Les initiatives de préparation des clients à un changement de conjoncture entrent aussi dans les attributions de ces avocats spécialisés en difficultés des entreprises. Linklaters a ainsi organisé pour ses clients, il y a plusieurs mois, un séminaire permettant aux clients de rencontrer et de discuter avec des juges du Tribunal de Commerce et des mandataires judiciaires afin de leur permettre de mieux comprendre et de démystifier les rouages parfois compliqués du monde des procédures collectives. " Cette initiative a aidé certains de nos clients à comprendre comment fonctionnent ces personnes, à ne pas craindre la juridiction consulaire mais plutôt à comprendre qu’elle est là pour aider le monde de l’entreprise ", explique Cécile Dupoux. La formation des clients joue un rôle très important en ces
temps de crise et face à la demande croissante des clients, notamment du secteur bancaire anglais, Linklaters participe à des réunions de présentation de l’activité du restructuring en France.

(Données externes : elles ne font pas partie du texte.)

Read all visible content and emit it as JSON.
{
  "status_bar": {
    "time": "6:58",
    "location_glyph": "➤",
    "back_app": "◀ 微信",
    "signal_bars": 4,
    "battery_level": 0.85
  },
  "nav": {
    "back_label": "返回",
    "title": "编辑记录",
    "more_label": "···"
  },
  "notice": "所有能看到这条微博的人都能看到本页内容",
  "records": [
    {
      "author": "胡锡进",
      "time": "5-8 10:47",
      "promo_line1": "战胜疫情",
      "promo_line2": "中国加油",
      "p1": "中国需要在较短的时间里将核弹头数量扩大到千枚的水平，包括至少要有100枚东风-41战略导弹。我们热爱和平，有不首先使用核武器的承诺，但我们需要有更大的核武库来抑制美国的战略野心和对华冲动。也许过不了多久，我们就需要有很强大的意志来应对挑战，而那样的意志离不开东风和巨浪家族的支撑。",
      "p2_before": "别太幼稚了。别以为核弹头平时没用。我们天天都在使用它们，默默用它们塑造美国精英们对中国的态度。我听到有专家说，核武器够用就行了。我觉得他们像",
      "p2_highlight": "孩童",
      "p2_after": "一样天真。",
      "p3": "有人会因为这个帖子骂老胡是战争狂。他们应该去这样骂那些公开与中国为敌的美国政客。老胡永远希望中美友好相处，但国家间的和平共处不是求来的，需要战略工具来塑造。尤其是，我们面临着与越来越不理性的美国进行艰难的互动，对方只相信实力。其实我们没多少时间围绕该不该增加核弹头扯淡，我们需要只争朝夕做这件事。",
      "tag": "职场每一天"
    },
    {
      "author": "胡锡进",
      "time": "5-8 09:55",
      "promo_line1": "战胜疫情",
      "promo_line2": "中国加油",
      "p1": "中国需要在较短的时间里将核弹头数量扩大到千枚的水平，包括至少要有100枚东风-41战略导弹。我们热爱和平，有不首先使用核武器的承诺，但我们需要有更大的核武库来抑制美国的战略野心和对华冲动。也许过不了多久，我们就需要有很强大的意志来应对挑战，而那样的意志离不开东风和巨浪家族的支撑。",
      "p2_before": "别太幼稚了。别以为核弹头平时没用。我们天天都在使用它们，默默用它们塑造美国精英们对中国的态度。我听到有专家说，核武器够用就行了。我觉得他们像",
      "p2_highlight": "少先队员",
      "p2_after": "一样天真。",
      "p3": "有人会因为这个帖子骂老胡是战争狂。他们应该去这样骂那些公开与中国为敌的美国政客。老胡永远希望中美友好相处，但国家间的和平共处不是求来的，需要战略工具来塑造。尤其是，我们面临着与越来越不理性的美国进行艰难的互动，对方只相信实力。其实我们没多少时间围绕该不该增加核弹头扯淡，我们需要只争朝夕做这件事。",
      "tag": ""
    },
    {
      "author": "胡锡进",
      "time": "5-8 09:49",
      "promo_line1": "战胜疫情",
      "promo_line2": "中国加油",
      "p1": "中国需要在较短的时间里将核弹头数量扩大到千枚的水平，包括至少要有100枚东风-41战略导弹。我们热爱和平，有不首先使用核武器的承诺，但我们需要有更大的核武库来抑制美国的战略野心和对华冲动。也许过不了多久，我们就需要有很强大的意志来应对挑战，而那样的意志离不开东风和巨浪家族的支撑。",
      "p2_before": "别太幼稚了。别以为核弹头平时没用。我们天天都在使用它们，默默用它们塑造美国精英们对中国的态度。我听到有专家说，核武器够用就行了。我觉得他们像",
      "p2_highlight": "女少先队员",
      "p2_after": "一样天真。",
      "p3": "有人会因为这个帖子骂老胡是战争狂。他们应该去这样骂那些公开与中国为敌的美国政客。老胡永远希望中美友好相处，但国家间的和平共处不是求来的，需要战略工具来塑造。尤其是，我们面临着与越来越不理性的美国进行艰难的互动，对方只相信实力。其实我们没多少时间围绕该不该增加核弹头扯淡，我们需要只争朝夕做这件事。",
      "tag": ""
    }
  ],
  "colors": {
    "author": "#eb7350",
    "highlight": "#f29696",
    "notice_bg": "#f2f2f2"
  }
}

Chez Simmons & Simmons, la perméabilité entre le département restructuring et les autres départements fonctionne également. " Les avocats de notre équipe restructuring vont pouvoir se renforcer avec certains de nos collaborateurs du M&A sur des dossiers de redressement ", explique Marc Fredj pour illustrer son propos.

Mondialisation

Pour ces grands cabinets, la mondialisation – même si elle participe à l’amplification de la crise actuelle – est un atout. Dans les moments difficiles, les vases communicants jouent à plein régime. Ceratines activités profitent de la conjoncture quand d’autres souffrent. Certains pays vont bien quand d’autres vont mal. Ces dernières semaines, plusieurs cabinets ont annoncé des ouvertures de bureaux dans les anciennes républiques soviétiques ou ont procédé au renforcement de leurs équipes dans le Golfe persique. Après Dubaï, de nouvelles implantations ouvrent
leurs portes à Abu Dhabi ou au Qatar. Mais l’expansion internationale qui est unfacteur de dilution de risque n’est pas réservée aux seuls cabinets géants. Ainsi que nous l’avons évoqué dans le Monde du Droit, certains cabinets aux dimensions bien plus modestes que Linklaters ou Simmons & Simmons se sont implantés avec succès dans des marchés nouveaux qu’ils ne connaissaient pas auparavant.

Polyvalence des équipes, équilibre entre activités cycliques et contra-cycliques, anticipation des besoins des clients et renforcement du marketing sont autant d’axes de réflexion et de travail à mettre en oeuvre. Les recettes des grands cabinets ne s’appliquent peut-être pas toutes aux plus petites structures mais en temps de crise, leur exemple est à suivre.